Intra-Patient Lung CT Registration through Large Deformation Decomposition and Attention-Guided Refinement
Round 1
Reviewer 1 Report
The paper demonstrates the advantage of a learning (3D U-Net) - based registration approach, here including additionally decomposition, refinement and self-attention steps, applied for deformable medical image registration of CT volume images of lung tissue data sets.
The contribution is well written and consistent in its results. Comparisons with other relevant registration methods are shown, statistical analysis is performed, and it seems that the suggested approach is helpful for achieving almost a better registration performance.
Some questions/ information could be more discussed/provided:
· Computational load/time due to the decomposition and refinement steps.
· The deformation function Φ seems to be always chosen the same for all time steps; but they could also be adapted for the course of the decompositions.
· How the spatial information is included in detail?
Check the text for smaller typos, e.g. 2,5 vs. 2.5; at l. 234
Fig.4 black/white images: Check if display in inverted gray scale or log scale of intensity gives better visibility of depicted differences. In a printed version it is almost not visible currently.
Author Response
Thank you for the detailed feedback on our paper. We appreciate the positive evaluation of our approach and the suggestions for improvement.

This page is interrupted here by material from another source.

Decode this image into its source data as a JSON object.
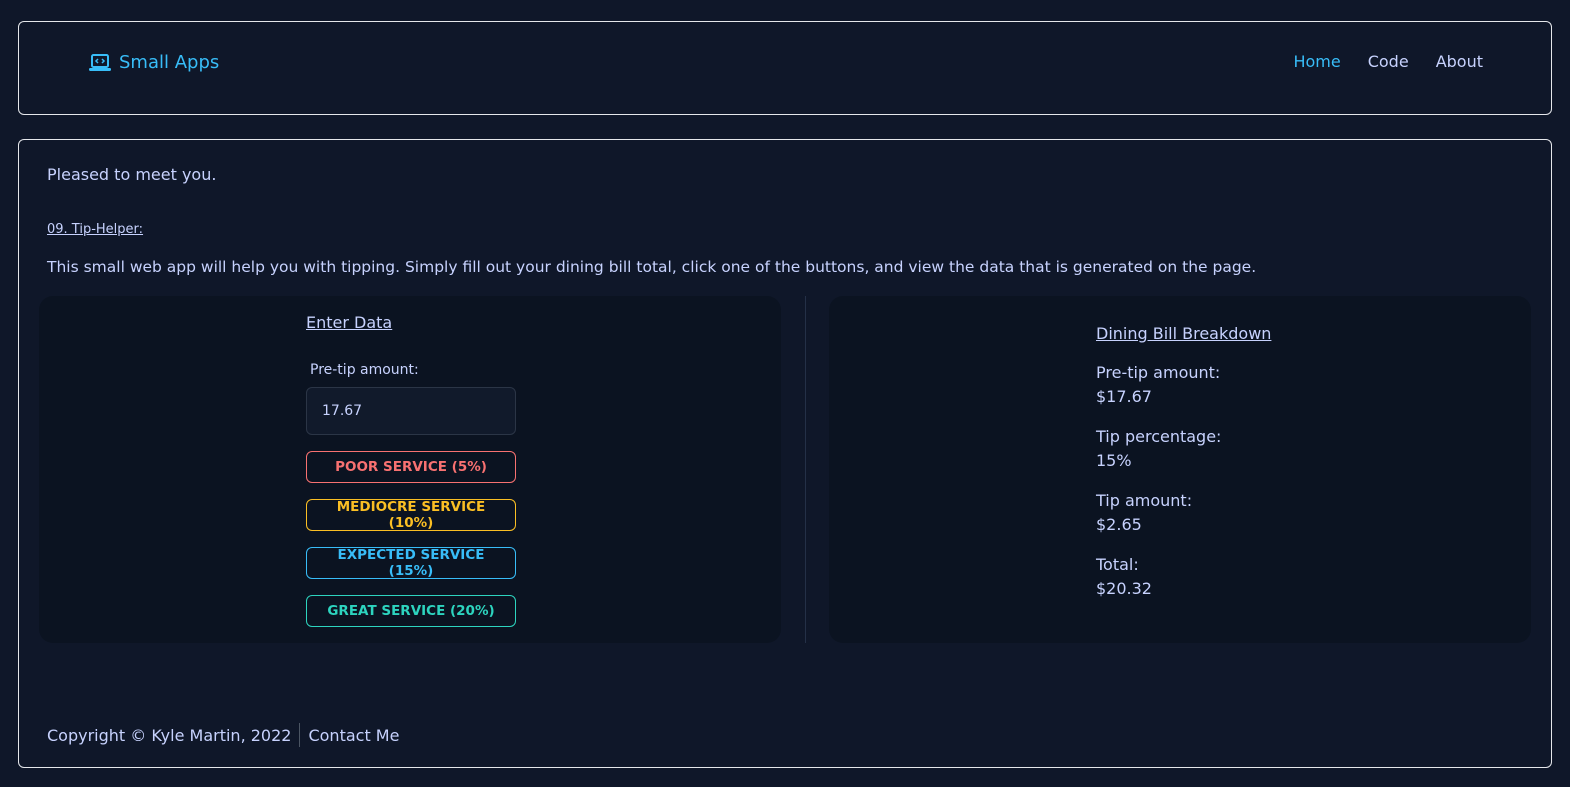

Regarding the computational load, we acknowledge that the decomposition and refinement steps do add to the overall computational complexity of our approach. For the decomposition and refinement method, extra 9 GB memory are needed for training the model. The proposed method did not result in a significant increase in computational time.
The deformation field Φ is updated after every iteration, and in each iteration, the decomposition is adapted by multiplying a coefficient to the deformation field.
Regarding the inclusion of spatial information, all spatial information is included in the deformation field, every vector in the deformation field corresponds to the displacement of a point in one image to its corresponding point in the other image.
Thank you for pointing out the typo at l. 234; we corrected this in the revised version.
We appreciate the suggestion to explore different visualization options for the black/white images in Fig.4 and displayed the results with inverted gray scale to enhance visibility.
Thank you for your valuable comments.
Reviewer 2 Report
I am glad to review the manuscript entitled Intra-patient lung CT registration through large deformation decomposition and attention-guided refinements. The research is well conducted and the results are promising, and I feel like it could be accepted, although some suggestions may render it even better. In this manuscript, the authors proposed a simple yet effective strategy to improve the register performance of the lung CT images. The deformation field Φ is first generated through a 3D UNet, and then decomposed into a linear interpolated series of intermediate fields ui. The intermediate fields
are then refined through the self-attention mechanism. The performance was validated using a public dataset with landmarks.
The manuscript is very well written, clearly presenting the superiority of the proposed method with a solid quantitative and qualitative metrics. However, the authors are strongly encouraged to conduct some further validation experiments to fully explore the strategy proposed.
1. Although the current strategy is specifically designed for lung CT registration, I am wondering if it is possible to apply it to other modalities, such as the dataset used in your reference 17. It would be very convincing if the proposed strategy can be generalized to other modalities such as PET or contrast-enhanced CT.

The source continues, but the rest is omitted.